先日、群ようこ『きものが着たい』(KADOKAWA)を読了しました。
群ようこさんご本人とお知り合いの方の着物エピソードが紹介されている本書。
とくに、群ようこさんのエピソードがすごかったです。
貯金がなくなる金額の着物をいきなり買うなんて、私には真似できない!
今回は、『きものが着たい』に倣って、私自身の着物エピソードを書こうと思います。
といっても、私は超初心者。着物をまだ着ることさえできていないのです。
きものを着たいという夢
2019年の年の暮れ、私は2020年こそ「きものが着たい」と思いました。
大正ロマンが好きだったり、美術館に行った際に素敵な着物をお召しになっているご婦人を見かけていいなと思ったり、以前から着物に対する憧れがありました。
着物に対して、憧れると同時に、
「高い」「着るのめんどくさそう」「手入れが大変そう」「TPOがよくわからない」「覚えることが多そう」「近所を歩く自信はない」
という、とっつきにくいイメージも抱いていました。
それでも、やっぱり、着物を着てみたい!
2020年の目標の一つを「着物を着ること」にしました。
そして、2020年1月、私は着物に興味を持っていることを、実家にいる母へ伝えました。
なぜ、まず、母親に伝えたのか?
誰かに聞いたのか、どこかで読んだのか忘れてしまいましたが、
次の教えに従ったのです。
「着物を始めたいけれど、手持ちの着物がない」と悩む初心者さんは、
お母さん・おばあちゃんなど、親族に声をかけると、眠っている着物を譲ってもらえるかもしれません。
初心者は、まずはその着物を狙うのです!
華道を習っていた母の着物
そもそも、母が何かしら着物を所持していることを知っていました。
成人式に私は母の娘時代の振袖を着ましたし、着物姿の若い母の写真も見た覚えがあります。
実家に数枚の着物がありそうな雰囲気を感じていたのです。
結果、振袖の他に、「町娘かよ」とツッコミをいれたくなる黄八丈と、牡丹のような柄が入った大島紬を母が持っていることがわかりました。
結婚する前の母は華道を習っていました。
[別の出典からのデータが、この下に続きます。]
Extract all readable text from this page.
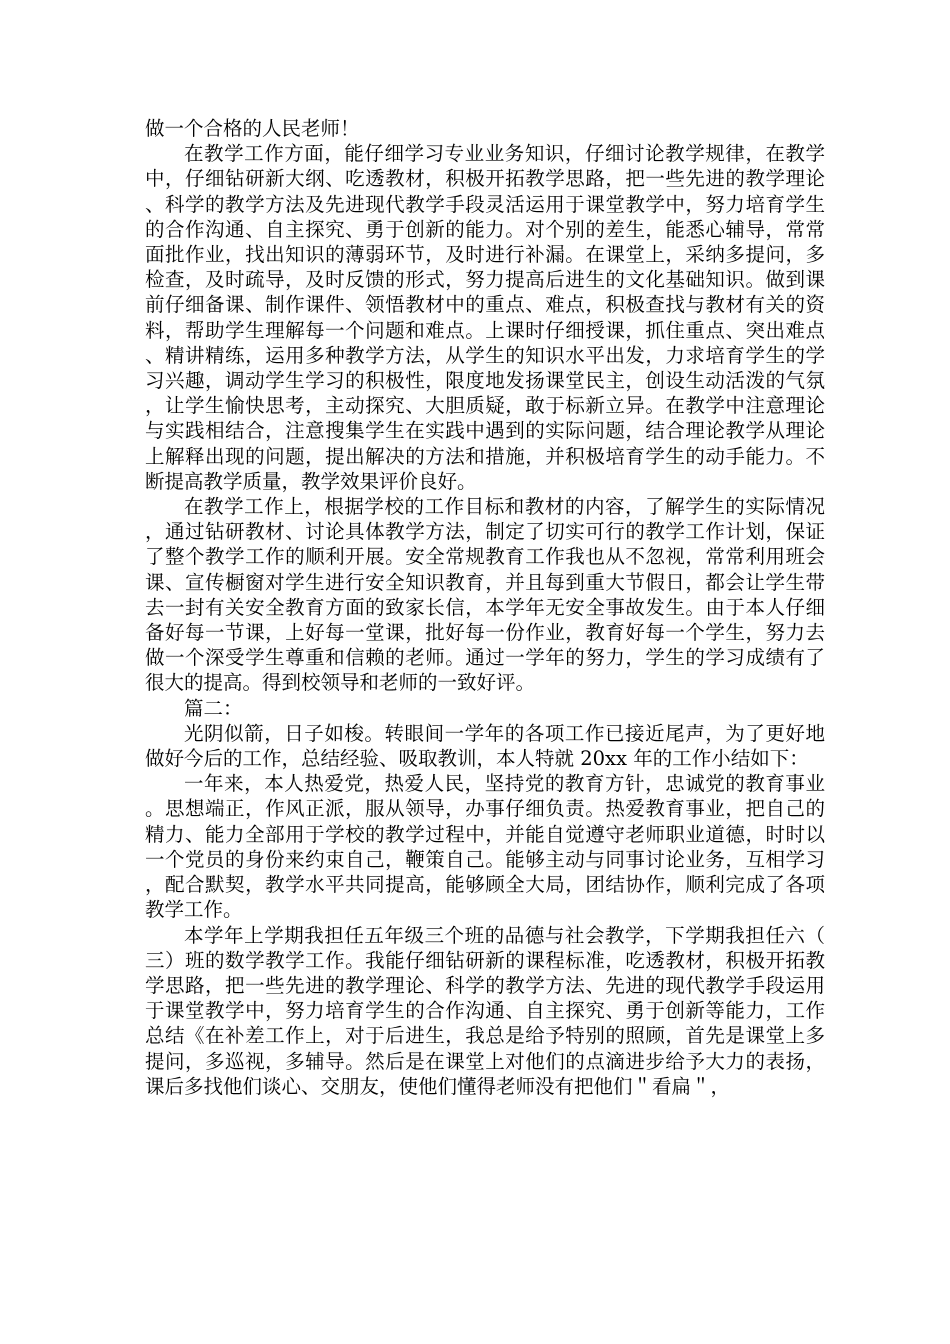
做一个合格的人民老师！

在教学工作方面，能仔细学习专业业务知识，仔细讨论教学规律，在教学中，仔细钻研新大纲、吃透教材，积极开拓教学思路，把一些先进的教学理论、科学的教学方法及先进现代教学手段灵活运用于课堂教学中，努力培育学生的合作沟通、自主探究、勇于创新的能力。对个别的差生，能悉心辅导，常常面批作业，找出知识的薄弱环节，及时进行补漏。在课堂上，采纳多提问，多检查，及时疏导，及时反馈的形式，努力提高后进生的文化基础知识。做到课前仔细备课、制作课件、领悟教材中的重点、难点，积极查找与教材有关的资料，帮助学生理解每一个问题和难点。上课时仔细授课，抓住重点、突出难点、精讲精练，运用多种教学方法，从学生的知识水平出发，力求培育学生的学习兴趣，调动学生学习的积极性，限度地发扬课堂民主，创设生动活泼的气氛，让学生愉快思考，主动探究、大胆质疑，敢于标新立异。在教学中注意理论与实践相结合，注意搜集学生在实践中遇到的实际问题，结合理论教学从理论上解释出现的问题，提出解决的方法和措施，并积极培育学生的动手能力。不断提高教学质量，教学效果评价良好。

在教学工作上，根据学校的工作目标和教材的内容，了解学生的实际情况，通过钻研教材、讨论具体教学方法，制定了切实可行的教学工作计划，保证了整个教学工作的顺利开展。安全常规教育工作我也从不忽视，常常利用班会课、宣传橱窗对学生进行安全知识教育，并且每到重大节假日，都会让学生带去一封有关安全教育方面的致家长信，本学年无安全事故发生。由于本人仔细备好每一节课，上好每一堂课，批好每一份作业，教育好每一个学生，努力去做一个深受学生尊重和信赖的老师。通过一学年的努力，学生的学习成绩有了很大的提高。得到校领导和老师的一致好评。

篇二：

光阴似箭，日子如梭。转眼间一学年的各项工作已接近尾声，为了更好地做好今后的工作，总结经验、吸取教训，本人特就 20xx 年的工作小结如下：

一年来，本人热爱党，热爱人民，坚持党的教育方针，忠诚党的教育事业。思想端正，作风正派，服从领导，办事仔细负责。热爱教育事业，把自己的精力、能力全部用于学校的教学过程中，并能自觉遵守老师职业道德，时时以一个党员的身份来约束自己，鞭策自己。能够主动与同事讨论业务，互相学习，配合默契，教学水平共同提高，能够顾全大局，团结协作，顺利完成了各项教学工作。

本学年上学期我担任五年级三个班的品德与社会教学，下学期我担任六（三）班的数学教学工作。我能仔细钻研新的课程标准，吃透教材，积极开拓教学思路，把一些先进的教学理论、科学的教学方法、先进的现代教学手段运用于课堂教学中，努力培育学生的合作沟通、自主探究、勇于创新等能力，工作总结《在补差工作上，对于后进生，我总是给予特别的照顾，首先是课堂上多提问，多巡视，多辅导。然后是在课堂上对他们的点滴进步给予大力的表扬，课后多找他们谈心、交朋友，使他们懂得老师没有把他们＂看扁＂，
その時に着用するために、今は亡き祖母が奮発して購入した着物でした。
母は華道を続け、師範のお免状取得に至ります。
しかし、その後、母は華道を仕事にも趣味にもせず、私は母が着物を着ているところを見たことはありません。
実家にある着物2枚の他に、着物にあわせた帯や桃色の訪問着があったようです。
しかし、母の実家を処分する際に、どこかに行ってしまったかもとのこと。
帯がないのは残念ですが、先人の言うとおり、親族に、着物があるか聞いてみるものだなと思いました。
着物の夢は先送り
私が次回、実家に帰省した際に、母の着物をもらう予定でいました。
若い頃の母と私は背格好が近いので、おそらくサイズも大丈夫だと予想しました。
母は自分では着ないけれど、祖母が購入してくれた着物を手放すこともできなかったようで、私が着るのがうれしいみたいでした。
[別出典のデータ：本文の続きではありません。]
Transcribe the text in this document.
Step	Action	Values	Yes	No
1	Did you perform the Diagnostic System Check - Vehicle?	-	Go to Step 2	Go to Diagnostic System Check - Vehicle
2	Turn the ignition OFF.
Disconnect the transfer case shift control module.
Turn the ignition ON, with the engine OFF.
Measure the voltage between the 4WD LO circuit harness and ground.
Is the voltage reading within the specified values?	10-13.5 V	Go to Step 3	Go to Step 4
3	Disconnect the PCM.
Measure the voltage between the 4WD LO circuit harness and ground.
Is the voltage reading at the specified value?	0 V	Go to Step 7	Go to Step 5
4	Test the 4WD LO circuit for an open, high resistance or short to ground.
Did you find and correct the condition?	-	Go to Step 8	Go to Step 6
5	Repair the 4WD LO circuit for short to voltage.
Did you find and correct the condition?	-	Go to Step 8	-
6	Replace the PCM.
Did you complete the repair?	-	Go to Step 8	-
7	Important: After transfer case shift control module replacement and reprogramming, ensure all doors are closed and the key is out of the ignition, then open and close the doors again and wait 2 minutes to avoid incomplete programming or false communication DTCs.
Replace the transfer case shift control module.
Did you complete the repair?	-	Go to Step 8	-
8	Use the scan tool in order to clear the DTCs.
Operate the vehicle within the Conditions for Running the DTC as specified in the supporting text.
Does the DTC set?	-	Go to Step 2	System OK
しかしながら、2020年の新型コロナウイルス感染拡大、そして、自分自身の妊娠が判明し、着物の夢は先送りになりました。
服って、ただの着る布ではないんだと
その後、父方の祖母宅を処分した際にも、着物が発掘されました。
祖母が施設に入居するため、父が一人で祖母宅を片づけていた際に、着物を発見したようです。
父は、たくさんある着物の中から状態の悪いものなどは処分し、着物8枚・帯6枚を持ち帰りました。
私は父に着物に興味を持っていることを伝えていませんでした。
それでも、父は何を考えたのか捨てずに持って帰ってきてくれたので、母から「おばあちゃん家から着物が出てきたよ」と連絡を貰うことができました。
私は祖母の着物姿を見たことがありません。
母もあの家のどこに着物がそんなにあったのだろう、と不思議に思っているようでした。
華道をやめた母も、腰が曲がり歩くことさえ困難になった祖母も、手放すことができなかった着物。
服って、ただ着るためだけの布ではないんだなと、改めて思いました。
結局、私はまだ着物を着ることはできていませんが、母や祖母の思いのつまった着物をいつか着ることができたらいいなと思います。
そのときは、『きものが着たい』での群ようこさんの初心者向けアドバイスを参考にしようと思います。